If (endB Is Nothing) Then
endNode = srcDoc.LastSection.Body.LastChild
dstDoc.FirstSection.Body.AppendChild(dstDoc.ImportNode(endNode, True, ImportFormatMode.KeepSourceFormatting))
End If
'Remove Bookmarks
Try
dstDoc.Range.Bookmarks.Clear()
Catch
End Try
'Save output document
dstDoc.Save(outputFile)

Best regards.

Hi Alexey,

Thanks for your response. I have another issue here which is the page break (hard page break) which was between two consecutive documents in the original source (master) document appears at the top of the splitted document. Could you please modify the code to remove this page break as well/ I have attached a new document with page breaks inserted between two cosecutive documents. Thanks

Hi, (please also see my previous post)

The previous post that I sent was regarding a test that I had done with another document other than the test file that I had sent you.

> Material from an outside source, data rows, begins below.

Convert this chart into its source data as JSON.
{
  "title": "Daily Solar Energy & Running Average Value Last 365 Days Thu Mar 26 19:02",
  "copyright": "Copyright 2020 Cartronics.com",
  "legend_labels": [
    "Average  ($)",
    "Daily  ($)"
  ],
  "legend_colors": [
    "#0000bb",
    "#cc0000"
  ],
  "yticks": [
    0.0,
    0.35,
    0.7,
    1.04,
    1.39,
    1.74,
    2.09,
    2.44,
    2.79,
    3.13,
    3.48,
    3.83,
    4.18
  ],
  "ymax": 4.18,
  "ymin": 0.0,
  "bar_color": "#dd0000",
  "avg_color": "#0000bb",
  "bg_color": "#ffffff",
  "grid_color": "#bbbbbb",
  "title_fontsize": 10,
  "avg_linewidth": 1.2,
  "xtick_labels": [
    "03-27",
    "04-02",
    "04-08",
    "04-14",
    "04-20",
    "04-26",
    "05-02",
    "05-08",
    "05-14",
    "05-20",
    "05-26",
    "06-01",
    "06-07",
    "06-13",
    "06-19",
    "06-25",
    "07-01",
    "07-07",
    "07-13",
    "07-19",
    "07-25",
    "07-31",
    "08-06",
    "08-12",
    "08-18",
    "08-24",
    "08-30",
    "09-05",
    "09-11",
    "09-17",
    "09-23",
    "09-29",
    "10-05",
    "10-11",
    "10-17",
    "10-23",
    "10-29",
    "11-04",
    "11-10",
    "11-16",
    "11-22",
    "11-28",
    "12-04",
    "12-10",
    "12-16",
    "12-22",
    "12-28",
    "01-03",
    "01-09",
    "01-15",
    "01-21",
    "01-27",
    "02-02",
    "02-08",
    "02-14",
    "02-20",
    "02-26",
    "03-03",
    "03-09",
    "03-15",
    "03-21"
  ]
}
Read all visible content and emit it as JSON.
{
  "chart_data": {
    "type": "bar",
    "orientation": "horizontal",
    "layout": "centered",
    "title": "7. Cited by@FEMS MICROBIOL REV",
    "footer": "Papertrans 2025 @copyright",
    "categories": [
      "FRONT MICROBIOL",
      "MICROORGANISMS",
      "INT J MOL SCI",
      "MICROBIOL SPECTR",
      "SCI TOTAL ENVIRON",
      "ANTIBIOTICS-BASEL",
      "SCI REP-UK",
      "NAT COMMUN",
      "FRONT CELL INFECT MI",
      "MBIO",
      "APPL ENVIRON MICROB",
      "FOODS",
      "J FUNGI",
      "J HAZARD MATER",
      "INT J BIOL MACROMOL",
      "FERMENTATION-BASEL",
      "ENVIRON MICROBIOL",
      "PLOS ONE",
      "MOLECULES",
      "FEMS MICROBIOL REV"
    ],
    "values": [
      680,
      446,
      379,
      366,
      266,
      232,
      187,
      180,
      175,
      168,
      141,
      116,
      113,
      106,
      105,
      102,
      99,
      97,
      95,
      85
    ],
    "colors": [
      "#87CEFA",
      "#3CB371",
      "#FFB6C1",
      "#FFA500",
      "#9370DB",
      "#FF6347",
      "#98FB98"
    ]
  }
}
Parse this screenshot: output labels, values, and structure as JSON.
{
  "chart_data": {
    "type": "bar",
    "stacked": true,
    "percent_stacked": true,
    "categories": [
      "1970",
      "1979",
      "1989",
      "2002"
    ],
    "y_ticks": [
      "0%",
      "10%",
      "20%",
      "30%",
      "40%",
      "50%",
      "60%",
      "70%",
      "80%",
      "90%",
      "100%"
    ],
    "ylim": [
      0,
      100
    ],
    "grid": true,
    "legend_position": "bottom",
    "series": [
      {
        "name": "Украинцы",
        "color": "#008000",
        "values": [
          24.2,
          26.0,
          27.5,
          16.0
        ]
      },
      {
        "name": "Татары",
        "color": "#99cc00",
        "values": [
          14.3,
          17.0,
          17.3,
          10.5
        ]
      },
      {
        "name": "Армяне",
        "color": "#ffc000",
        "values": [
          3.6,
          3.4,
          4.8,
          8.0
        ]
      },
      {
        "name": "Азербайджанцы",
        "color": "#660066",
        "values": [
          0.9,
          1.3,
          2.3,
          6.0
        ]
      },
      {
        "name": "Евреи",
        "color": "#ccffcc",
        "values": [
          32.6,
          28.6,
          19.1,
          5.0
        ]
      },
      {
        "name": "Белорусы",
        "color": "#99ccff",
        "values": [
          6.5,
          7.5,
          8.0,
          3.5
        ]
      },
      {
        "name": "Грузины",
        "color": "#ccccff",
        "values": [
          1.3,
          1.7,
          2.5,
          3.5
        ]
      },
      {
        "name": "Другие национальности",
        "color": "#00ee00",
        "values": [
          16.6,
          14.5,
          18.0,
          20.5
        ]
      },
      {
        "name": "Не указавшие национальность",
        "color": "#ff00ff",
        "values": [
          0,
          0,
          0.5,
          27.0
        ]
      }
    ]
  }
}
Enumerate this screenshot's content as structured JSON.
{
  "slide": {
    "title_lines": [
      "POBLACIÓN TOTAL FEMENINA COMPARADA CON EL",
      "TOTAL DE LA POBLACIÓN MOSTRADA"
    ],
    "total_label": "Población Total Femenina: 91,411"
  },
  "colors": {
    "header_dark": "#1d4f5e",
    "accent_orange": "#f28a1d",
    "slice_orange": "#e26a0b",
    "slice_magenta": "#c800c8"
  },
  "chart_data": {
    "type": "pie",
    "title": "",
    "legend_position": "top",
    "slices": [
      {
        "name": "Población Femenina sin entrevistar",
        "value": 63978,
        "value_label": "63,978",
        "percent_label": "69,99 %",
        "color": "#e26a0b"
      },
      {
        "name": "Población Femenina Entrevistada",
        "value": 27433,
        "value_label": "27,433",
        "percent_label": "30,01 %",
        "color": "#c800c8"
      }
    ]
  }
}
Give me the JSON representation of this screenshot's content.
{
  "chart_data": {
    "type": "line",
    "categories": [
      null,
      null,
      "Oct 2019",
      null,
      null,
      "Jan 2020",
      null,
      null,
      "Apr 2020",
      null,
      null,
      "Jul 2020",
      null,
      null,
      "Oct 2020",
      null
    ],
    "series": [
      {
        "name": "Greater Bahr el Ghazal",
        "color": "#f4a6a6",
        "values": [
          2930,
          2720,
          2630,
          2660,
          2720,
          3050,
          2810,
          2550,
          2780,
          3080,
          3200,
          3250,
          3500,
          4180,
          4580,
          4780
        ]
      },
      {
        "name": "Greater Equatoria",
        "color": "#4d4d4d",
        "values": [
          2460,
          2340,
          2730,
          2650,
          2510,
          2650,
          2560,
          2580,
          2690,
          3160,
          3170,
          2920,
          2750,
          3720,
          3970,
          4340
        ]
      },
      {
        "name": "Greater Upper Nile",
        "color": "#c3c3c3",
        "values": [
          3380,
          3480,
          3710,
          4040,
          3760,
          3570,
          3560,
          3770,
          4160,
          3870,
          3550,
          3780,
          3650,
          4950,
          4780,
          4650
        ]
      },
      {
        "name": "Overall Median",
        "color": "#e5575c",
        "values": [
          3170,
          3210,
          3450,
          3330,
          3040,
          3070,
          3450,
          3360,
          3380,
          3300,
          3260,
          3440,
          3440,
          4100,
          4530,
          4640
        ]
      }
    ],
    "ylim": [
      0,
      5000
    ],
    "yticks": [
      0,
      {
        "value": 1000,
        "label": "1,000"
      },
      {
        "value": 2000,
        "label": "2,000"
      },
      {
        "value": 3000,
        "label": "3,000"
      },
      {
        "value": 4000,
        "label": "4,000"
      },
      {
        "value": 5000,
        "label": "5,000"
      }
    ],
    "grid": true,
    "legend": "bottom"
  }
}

I just did a test with that file (uploaded with my last post) and it resulted with aplitted files which have an extra blank page at the end of each splitted file (except the last one) with a page heading. Could you please modify the code so that not only there is no page break before the start of the document but also there is no extra page at the end of the document. Thank you very much for your help.